Sometimes we forget how subversive Jesus is.
It’s not surprising; we’ve spent 2,000 years trying to tame him, to make him part of the establishment, to use his kingdom as a way of consolidating our own empires rather than accepting who’s really on the throne. He calls us to radical discipleship; in return we’ve used him to justify violence, oppression and hate. Forget the shrill accusations of heresy over some point of doctrine, co-opting Jesus as a figurehead for our own agendas is often the worst kind of blasphemy.
Take his command to “Turn the other cheek”. Read that from a position of power and privilege and it’s easy to turn it into a way of maintaining the status quo. Don’t cause trouble, don’t make accusations, just wait for your reward in heaven.
The world’s a comfortable place when you’re at the top of the pile. So when that comfort is disrupted we find terrible things happening. Look at the mess surrounding abuse within the evangelical church. Look at some of the misogynist responses to the #YesAllWomen Twitter meme. The response to these outrages from those perpetuating and empowering often amounts to “Stop moaning and go away.” Don’t threaten the system. Don’t be disruptive.
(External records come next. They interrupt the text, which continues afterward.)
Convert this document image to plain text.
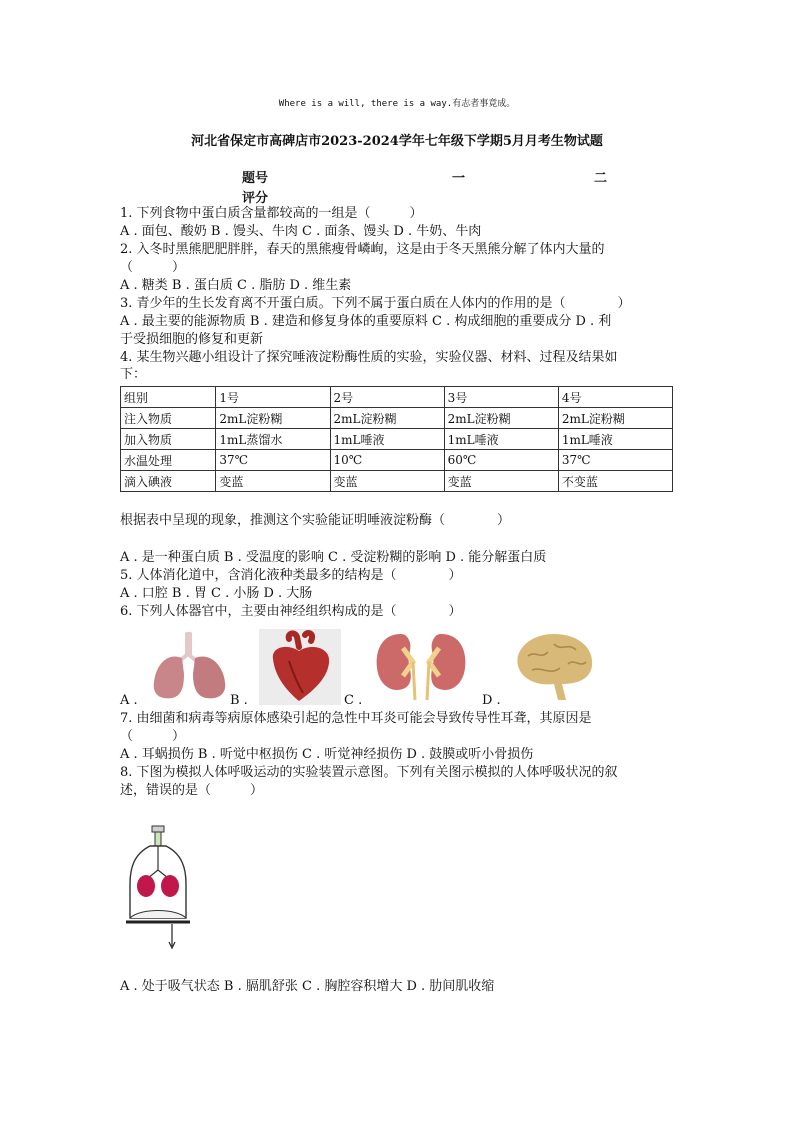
Where is a will, there is a way.有志者事竟成。
河北省保定市高碑店市2023-2024学年七年级下学期5月月考生物试题
题号	一	二
评分
1. 下列食物中蛋白质含量都较高的一组是（　　　）
A . 面包、酸奶 B . 馒头、牛肉 C . 面条、馒头 D . 牛奶、牛肉
2. 入冬时黑熊肥肥胖胖，春天的黑熊瘦骨嶙峋，这是由于冬天黑熊分解了体内大量的
（　　　）
A . 糖类 B . 蛋白质 C . 脂肪 D . 维生素
3. 青少年的生长发育离不开蛋白质。下列不属于蛋白质在人体内的作用的是（　　　　）
A . 最主要的能源物质 B . 建造和修复身体的重要原料 C . 构成细胞的重要成分 D . 利
于受损细胞的修复和更新
4. 某生物兴趣小组设计了探究唾液淀粉酶性质的实验，实验仪器、材料、过程及结果如
下：
组别	1号	2号	3号	4号
注入物质	2mL淀粉糊	2mL淀粉糊	2mL淀粉糊	2mL淀粉糊
加入物质	1mL蒸馏水	1mL唾液	1mL唾液	1mL唾液
水温处理	37℃	10℃	60℃	37℃
滴入碘液	变蓝	变蓝	变蓝	不变蓝
根据表中呈现的现象，推测这个实验能证明唾液淀粉酶（　　　　）
A . 是一种蛋白质 B . 受温度的影响 C . 受淀粉糊的影响 D . 能分解蛋白质
5. 人体消化道中，含消化液种类最多的结构是（　　　　）
A . 口腔 B . 胃 C . 小肠 D . 大肠
6. 下列人体器官中，主要由神经组织构成的是（　　　　）
A .	B .	C .	D .
7. 由细菌和病毒等病原体感染引起的急性中耳炎可能会导致传导性耳聋，其原因是
（　　　）
A . 耳蜗损伤 B . 听觉中枢损伤 C . 听觉神经损伤 D . 鼓膜或听小骨损伤
8. 下图为模拟人体呼吸运动的实验装置示意图。下列有关图示模拟的人体呼吸状况的叙
述，错误的是（　　　）
A . 处于吸气状态 B . 膈肌舒张 C . 胸腔容积增大 D . 肋间肌收缩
Do we really think that Jesus, Prince of Peace, healer, the Good Shepherd calls us to that level of passivity when innocents are being abused, when those in a position of power make excuses for that abuse?
“Turn the other cheek” isn’t about being passive, it’s about non-violently asserting your humanity. We’re not talking here about a bar fight, we’re talking about a back-handed slap designed to humiliate and keep you in line. Turn the other cheek – reversing the situation – means establishing yourself as an equal. You don’t respond with violence, but you sure as heck don’t have to empower your oppressor.
If you’re dirt poor and give the guy who’s suing you for your tunic your cloak as well, you’re going to be standing naked in the court room. That’s going to draw some attention to the injustice of the situation.
If you’re forced to carry an occupying soldier’s pack for a mile, then insist on carrying it an extra mile, you ‘re breaking the rules – the soldier would beg to take the pack back or risk court martial.
Jesus never promotes violence, but that doesn’t mean we cower and embrace victimhood. After all, Martin Luther King was a proponent of non-violence but no-one can call him passive. Rather we’re called to creative ways of confronting oppression, violence and abuse – there are ways of winning through storytelling, through satire, through direct action, through modelling a better way… We’re called to live in God’s kingdom, not use the tools of empire for ourselves. And that’s sometimes a tall order for those of us who benefit from worldly privilege, even when that privilege flies in the face of Christ calling us towards love and justice. Remember, the Sermon on the Mount was delivered mainly towards people at the bottom of the pile. Those with power are called to not slap or sue in the first place.
God’s Kingdom is more creative and counter cultural than we ever give it credit for. We’re citizens of that kingdom, and empowering other empires is sometimes a form of treachery; we need to embody the love, grace, justice and compassion of Christ, and that means turning the other cheek as a way of helping everyone. It’s not an unrealistic ideal; it’s a way of telling, a way of living a new story.
PostScript: If you’re encountering domestic or sexual or emotional abuse then please, get out of there, seek help and tell someone. Because what’s happening to you is wrong, no matter how often you’re told that you should respect and forgive your husband or your pastor or whoever else is abusing you. You are a human being, you are made in the image of God, and you do not deserve to be treated with violence or contempt.
And if you’re carrying out abuse, if you believe that hitting your wife is okay, if you’re a leader covering up sexual assaults on kids because it protects your organisation, if you believe that sex is something to be taken rather than something mutual and consensual, then stop. Get help. You are harming children of God and none of your excuses and justifications will change that. Do something about it today.